Friday, 9 March 2012

Colour-ringed Little Egret

With only a half day at work today, I cruised home via Kilvington Lakes. There wasn't a huge amount there, although the West Lake held a pair of Egyptian Geese, two Ringed Plovers, and a single Oystercatcher, with a pair of Goosander on the East Lake. A kick round the 'Snipe Ponds' produced one Common Snipe, but no Jacks.

I popped home briefly, and had a superb Peregrine over the house - the first I've ever seen in Newark itself - before heading to Spalford Warren. There's been a Mealy Redpoll seen here on the feeders recently, but I could only find two Lesser Redpolls.

A quick drive along Trent Lane at Girton to scan in the hope of an early hirundine was fruitless, so Collingham Pits was next; there was little on the Main Pit, but 2 Little Egrets were on the Silt Lagoon; one of these was colour-ringed, with a yellow ring on its right leg marked 'V' and an orange ring on its left leg marked 'U'. This format was used on a number of birds that turned up here last summer, which had been ringed as nestlings that spring near North Sommercotes in Lincolnshire, so this was presumably one of these birds; however, I'll hopefully be able to confirm this.

Colour-ringed Little Egret at Collingham Pits
Mons Pool was quieter than last visit, although there was a gang of 10 Redshank and a Curlew, and another 2 Little Egrets, plus a very confiding Kestrel.

Kestrel at Mons Pool

Tuesday, 6 March 2012

Catching up with a Kittiwake

I was tipped off this morning by Carl that Robin Brace had found two adult Kittiwakes on the Main Pit at Collingham Pits. Being a species I've not seen in Notts before, work came to a finish a bit early so I could head up that way.

Arriving at about 1630, there was no sign of them on the Main Pit, or the Silt Lagoon.
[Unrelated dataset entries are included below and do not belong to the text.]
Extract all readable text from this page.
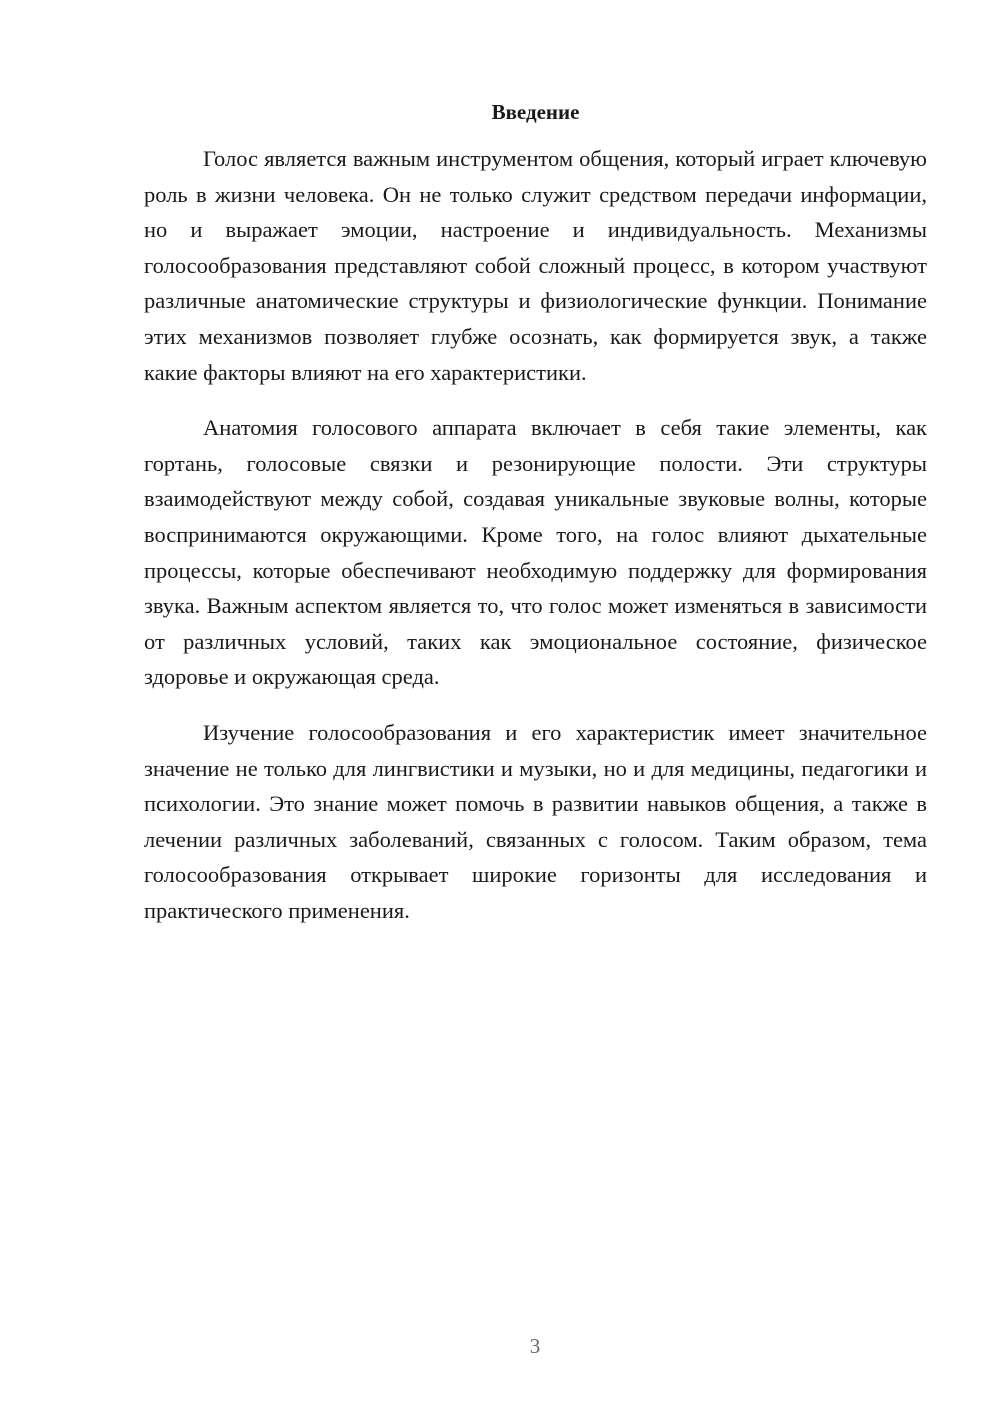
Введение

Голос является важным инструментом общения, который играет ключевую роль в жизни человека. Он не только служит средством передачи информации, но и выражает эмоции, настроение и индивидуальность. Механизмы голосообразования представляют собой сложный процесс, в котором участвуют различные анатомические структуры и физиологические функции. Понимание этих механизмов позволяет глубже осознать, как формируется звук, а также какие факторы влияют на его характеристики.

Анатомия голосового аппарата включает в себя такие элементы, как гортань, голосовые связки и резонирующие полости. Эти структуры взаимодействуют между собой, создавая уникальные звуковые волны, которые воспринимаются окружающими. Кроме того, на голос влияют дыхательные процессы, которые обеспечивают необходимую поддержку для формирования звука. Важным аспектом является то, что голос может изменяться в зависимости от различных условий, таких как эмоциональное состояние, физическое здоровье и окружающая среда.

Изучение голосообразования и его характеристик имеет значительное значение не только для лингвистики и музыки, но и для медицины, педагогики и психологии. Это знание может помочь в развитии навыков общения, а также в лечении различных заболеваний, связанных с голосом. Таким образом, тема голосообразования открывает широкие горизонты для исследования и практического применения.

3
However, Mons Pool came up with the goods - a single adult Kittiwake was lurking amongst the 40 or so Black-headed Gulls present. Presumably one of the birds from Collingham this morning, but the other one must have done a bunk. I watched it on and off for the next forty minutes or so; it seemed quite unsettled, flying up and circling around several times, and frequently changing its position amongst the other gulls as the numbers of Black-heads slowly built up. 

Kittiwake at Mons Pool

Aside from the Kittiwake, a quick scan of the site revealed 11 Redshank and 2 Ringed Plovers - the site is looking good for spring wader passage, and a good bet for the first LRP of the year over the next few weeks! 

Saturday, 3 March 2012

A quick call-in at Cotham

After a lie-in, I didn't have much time before hockey, so headed towards Cotham. The gulls weren't readily accessible today, so I had a quick look at Cotham Flash (now with a little water in it). The only things of note were 3 Ringed Plovers in the field immediately south of the flash - apparently a male (displaying) and two females. Definately a sign of spring! Hopefully they'll stay and breed.